The year you healed your therapist
We are witnessing a profound shift in the traditional therapist-client relationship.
Content warning: Covid-related bereavement, suicidal ideation
Anamika’s* WhatsApp is full of messages from dead people. “Take care of our children,” they plead. Anamika is my therapist. She is also these children’s therapist. Children whose parents died of Covid, leaving her the only constant figure in their lives.
“If I take a day off now, I get frantic messages from these kids,” she tells me during one of our twice-weekly sessions. “Have you taken the vaccine? Are you okay? Are you alive? They are terrified they might lose their therapist too.”
When Anamika talks to her own therapist about the emotional toll of this new surrogate role thrust upon her, he sternly reminds her who she really is:
“You are not their parent. You are only their therapist.”
“I welcome the reminder, but this isn’t easy for me,” she says. “My therapist is in a different country, where Covid hasn’t been as devastating as it has been here. Maybe that’s why….”

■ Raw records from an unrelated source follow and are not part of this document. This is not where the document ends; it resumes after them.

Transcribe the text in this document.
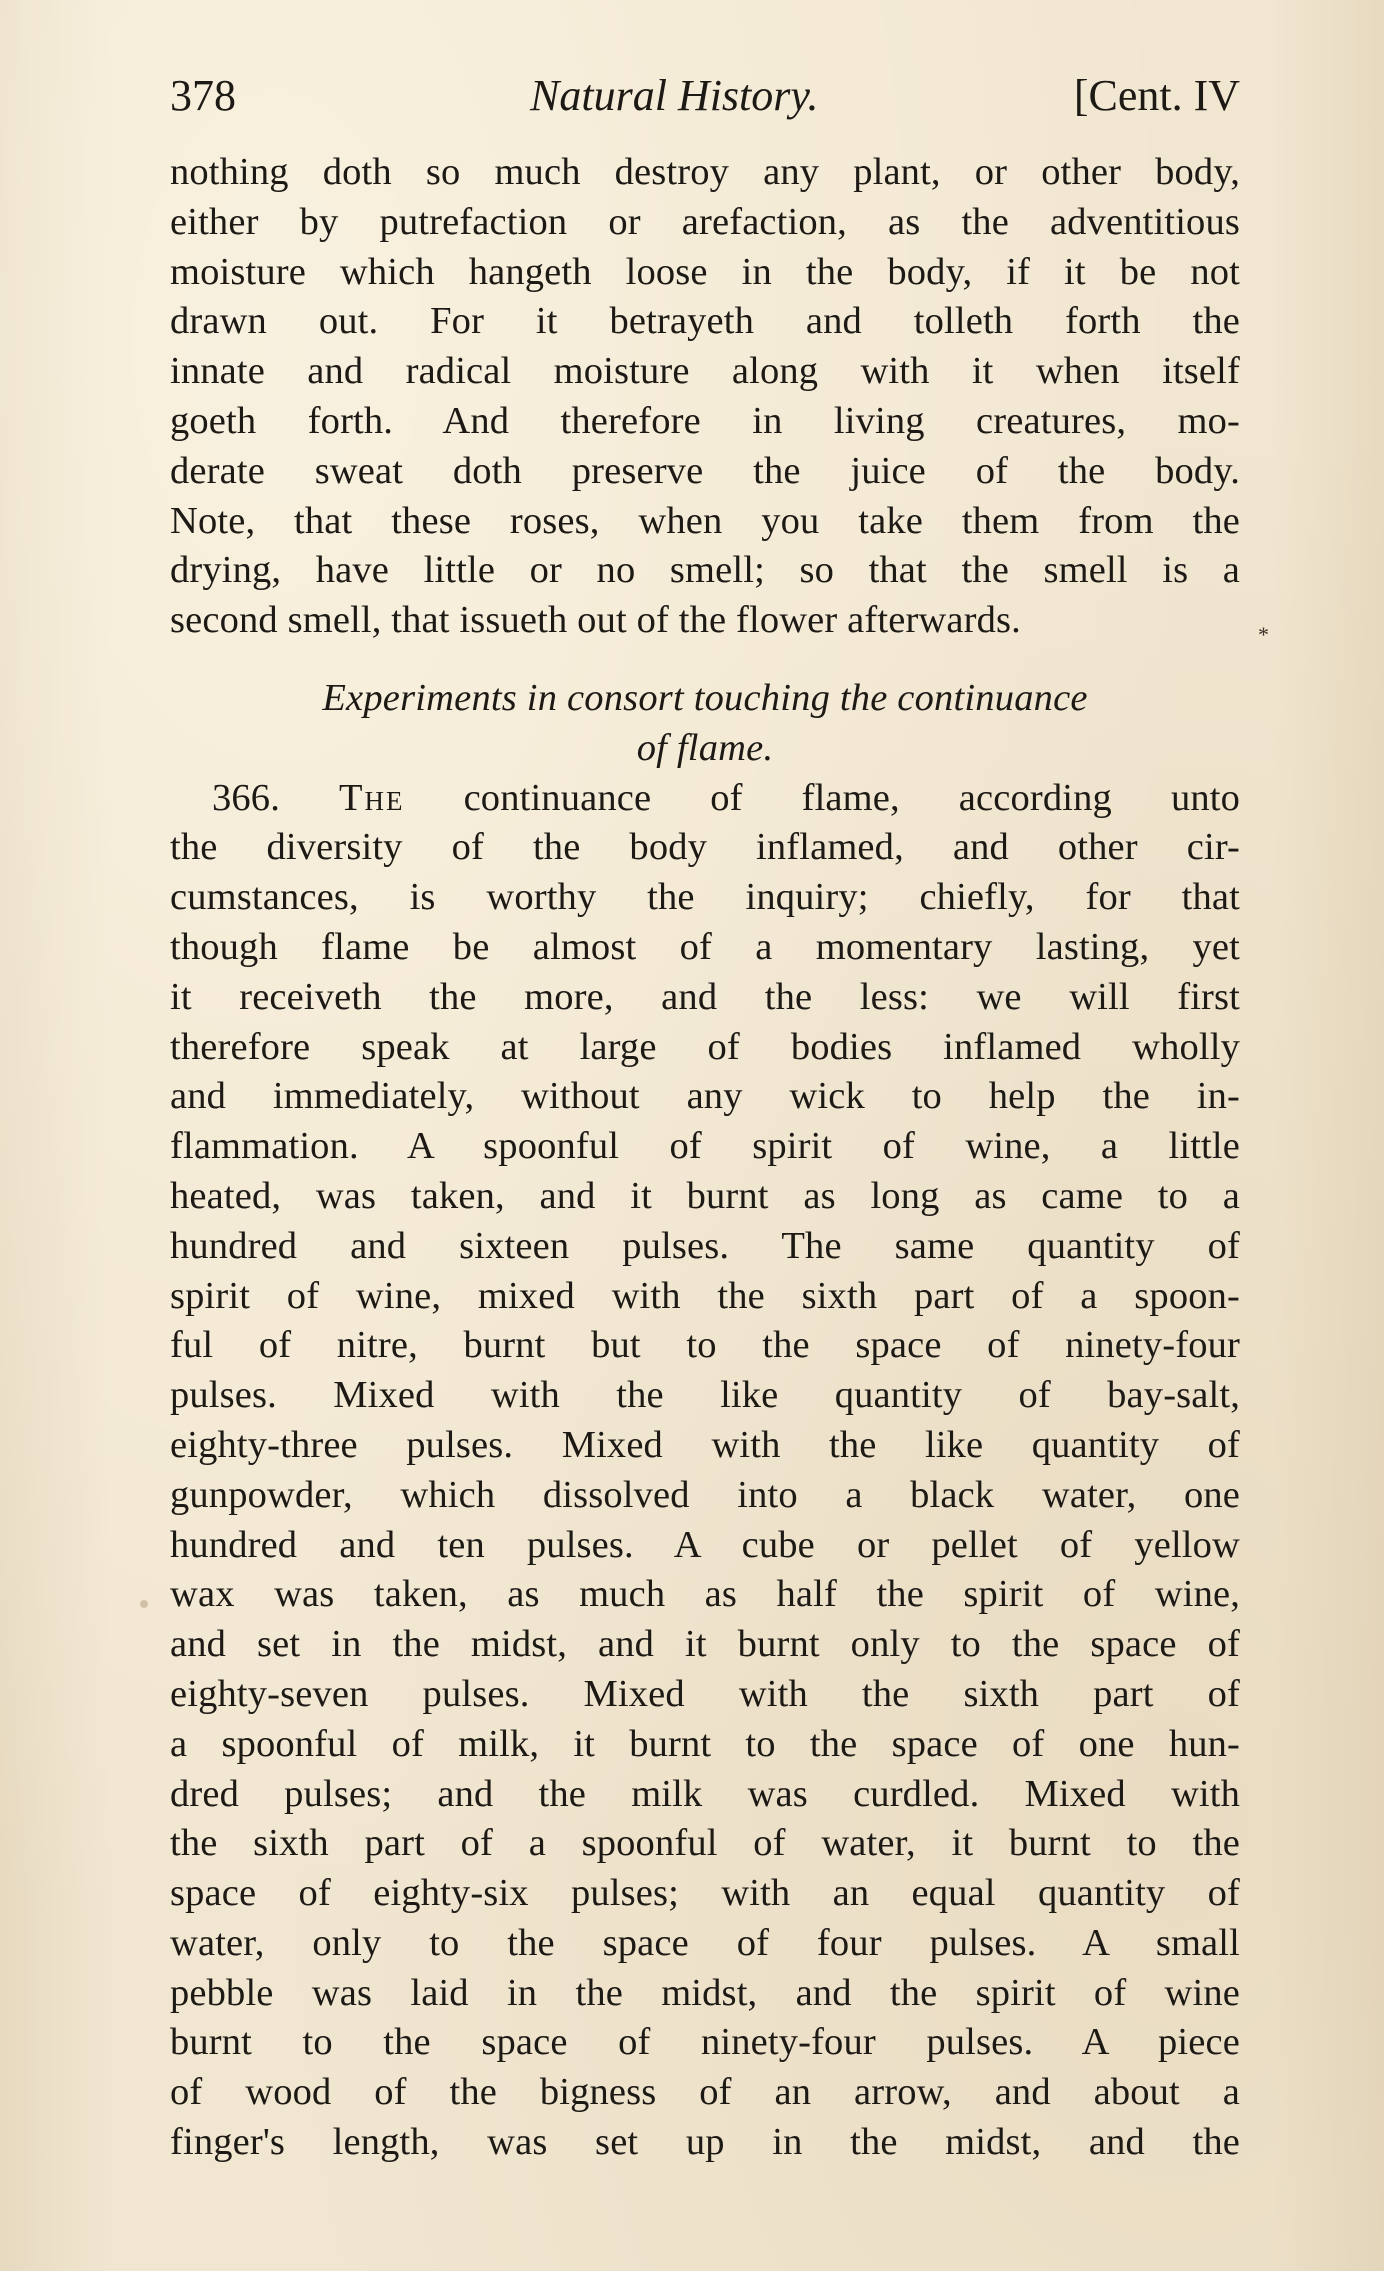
378	Natural History.	[Cent. IV
*
nothing doth so much destroy any plant, or other body,
either by putrefaction or arefaction, as the adventitious
moisture which hangeth loose in the body, if it be not
drawn out. For it betrayeth and tolleth forth the
innate and radical moisture along with it when itself
goeth forth. And therefore in living creatures, mo-
derate sweat doth preserve the juice of the body.
Note, that these roses, when you take them from the
drying, have little or no smell; so that the smell is a
second smell, that issueth out of the flower afterwards.
Experiments in consort touching the continuance
of flame.
366. The continuance of flame, according unto
the diversity of the body inflamed, and other cir-
cumstances, is worthy the inquiry; chiefly, for that
though flame be almost of a momentary lasting, yet
it receiveth the more, and the less: we will first
therefore speak at large of bodies inflamed wholly
and immediately, without any wick to help the in-
flammation. A spoonful of spirit of wine, a little
heated, was taken, and it burnt as long as came to a
hundred and sixteen pulses. The same quantity of
spirit of wine, mixed with the sixth part of a spoon-
ful of nitre, burnt but to the space of ninety-four
pulses. Mixed with the like quantity of bay-salt,
eighty-three pulses. Mixed with the like quantity of
gunpowder, which dissolved into a black water, one
hundred and ten pulses. A cube or pellet of yellow
wax was taken, as much as half the spirit of wine,
and set in the midst, and it burnt only to the space of
eighty-seven pulses. Mixed with the sixth part of
a spoonful of milk, it burnt to the space of one hun-
dred pulses; and the milk was curdled. Mixed with
the sixth part of a spoonful of water, it burnt to the
space of eighty-six pulses; with an equal quantity of
water, only to the space of four pulses. A small
pebble was laid in the midst, and the spirit of wine
burnt to the space of ninety-four pulses. A piece
of wood of the bigness of an arrow, and about a
finger's length, was set up in the midst, and the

As I listen to her, I imagine her therapist reacting disapprovingly to the fact that she shares her struggles with me. Going strictly by the rule book of psychoanalysis, you could say Anamika is in danger of crossing a line. Therapists aren’t supposed to let clients into their personal lives. A therapist using a session to air their own issues could be accused of abdicating their professional covenant with their client. It could confuse the client and mess with their healing.